Some companies, however, have taken actions to insulate themselves from the ebbs and flows of the global economy. One company that has made its business recession-proof is…
Brookfield Infrastructure Partners (NYSE:BIP). It will therefore thrive next year even if the economy heads into a recession. As a result, the company will have no problem continuing to increase its 3.9%-yielding payout next year, making it an ideal option for dividend investors to buy if they’re concerned about the economy.
The recession-ready foundation
Brookfield Infrastructure Partners has done several things to ensure that it can easily withstand the next recession. Topping that list is that it operates a globally diversified portfolio of infrastructure businesses that generate stable cash flow. Overall, regulatory frameworks or long-term contracts supply 95% of the company’s annual earnings. Because of that, a slowdown in the global economy would have a minimal impact on its cash flow.
Brookfield further insulates itself from the effects of a weaker global economy by having a top-tier balance sheet. That includes having a strong investment-grade credit rating backed by low leverage metrics as well as lots of liquidity. As of the end of the third quarter, for example, it had $2.2 billion in cash and borrowing capacity, which gives it plenty of financial flexibility. Meanwhile, that number should grow, since it’s in the process of selling several non-core businesses.

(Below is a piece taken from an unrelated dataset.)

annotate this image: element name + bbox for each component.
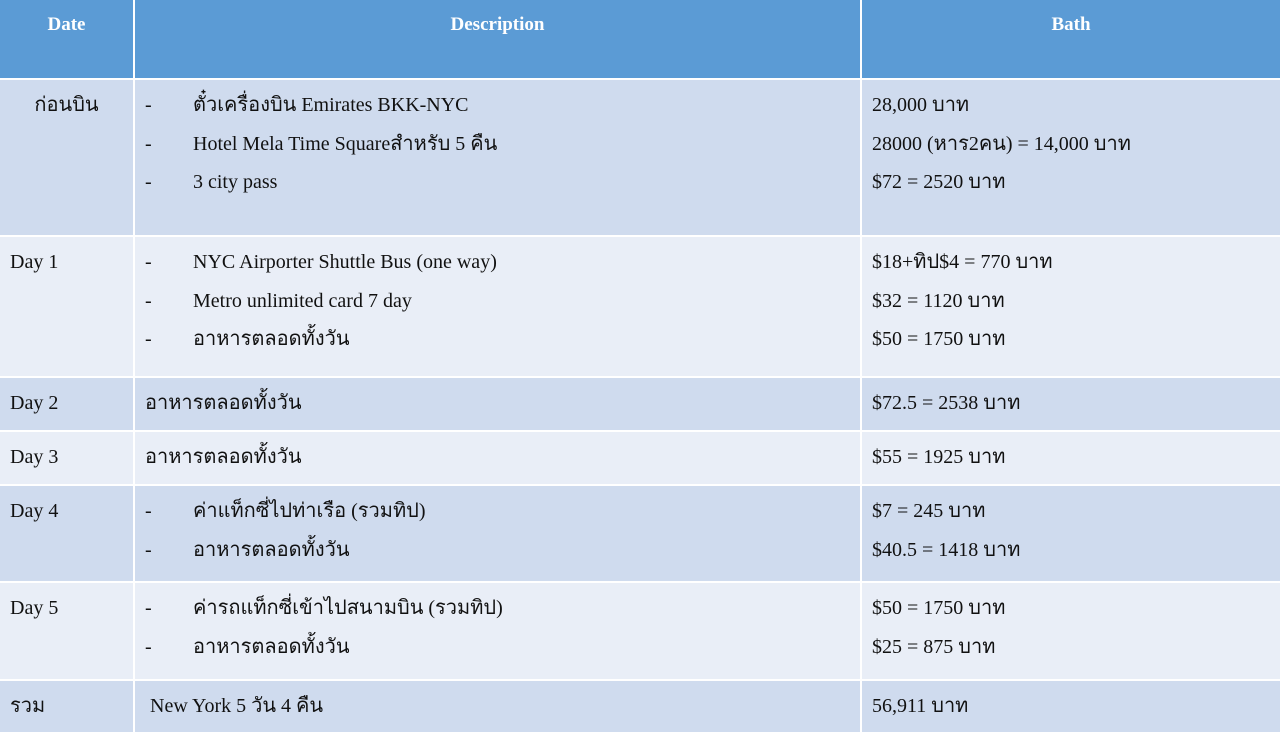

Finally, the company has plenty of cushion when it comes to covering its high-yielding distribution. It will exit the year with a cash flow run rate of $3.50 per unit, which implies a payout ratio of around 57%. That’s below its 60% to 70% target range.
All the fuel needed for accelerated growth in 2020
Thanks to its growth-focused initiatives in recent years, Brookfield has lots of momentum as it heads into 2020. The company expects its cash flow from existing operations to grow toward the high end of its long-term target range of 6% to 9% per year, thanks in part to the expansion projects it has completed over the past year.

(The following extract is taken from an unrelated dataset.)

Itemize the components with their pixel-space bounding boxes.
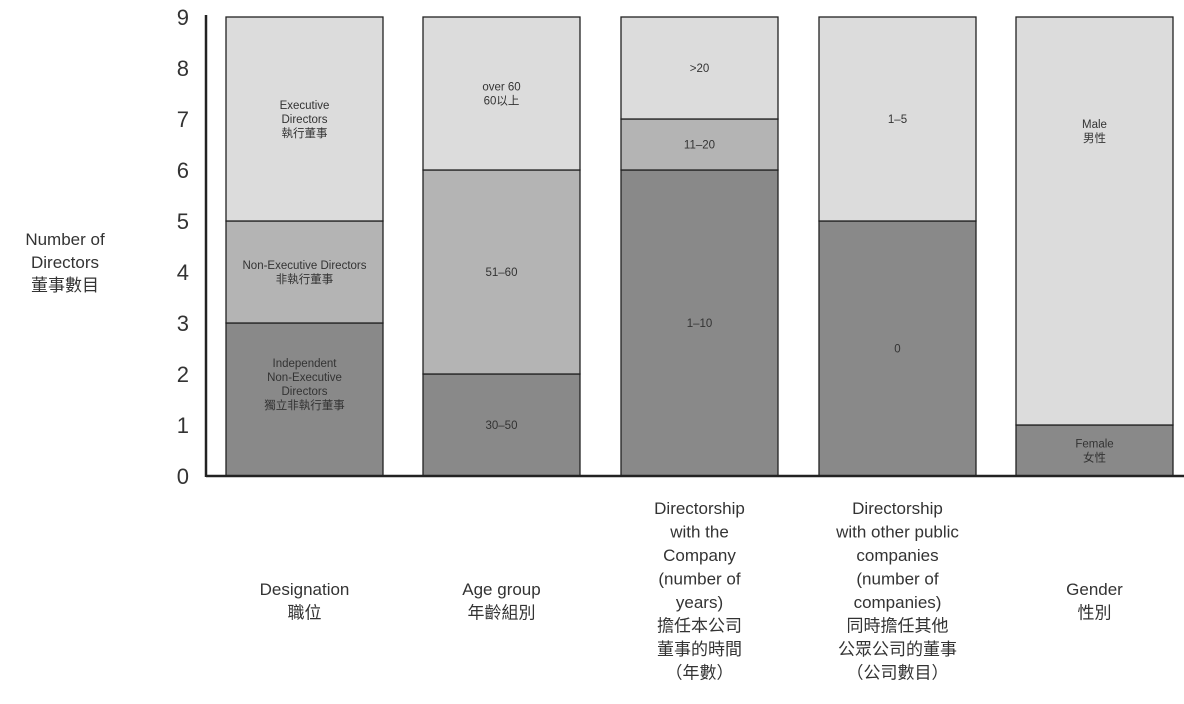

In addition, the company expects to close several high-return acquisitions early next year. Those deals alone will boost its annual earnings run-rate to $3.75 per unit by the end of the first quarter. Add it up, and Brookfield Infrastructure should deliver double-digit cash flow growth next year even if a recession rocks the global economy.
With a dividend payout rate toward the low end of its target range, and high-octane earnings growth ahead, Brookfield Infrastructure appears to have plenty of fuel to increase its dividend at the high end of its 5% to 9% annual target range.
A history of taking advantage of recessions
Because Brookfield generates steady cash flow and has a top-notch balance sheet, it enters recessions from a position of strength. That has enabled the company to take advantage of past downturns to buy businesses from sellers in a weakened state. In 2016, for example, lower oil prices and a political scandal forced Brazilian oil giant Petrobras to sell assets so it could pay down debt. One of those was a large-scale, high-quality natural gas pipeline system backed by long-term contracts. Brookfield was able to buy that business at an excellent value because it faced little competition from rival bidders during a recession in Brazil’s economy. That gave it the fuel to deliver high-octane growth in the following year.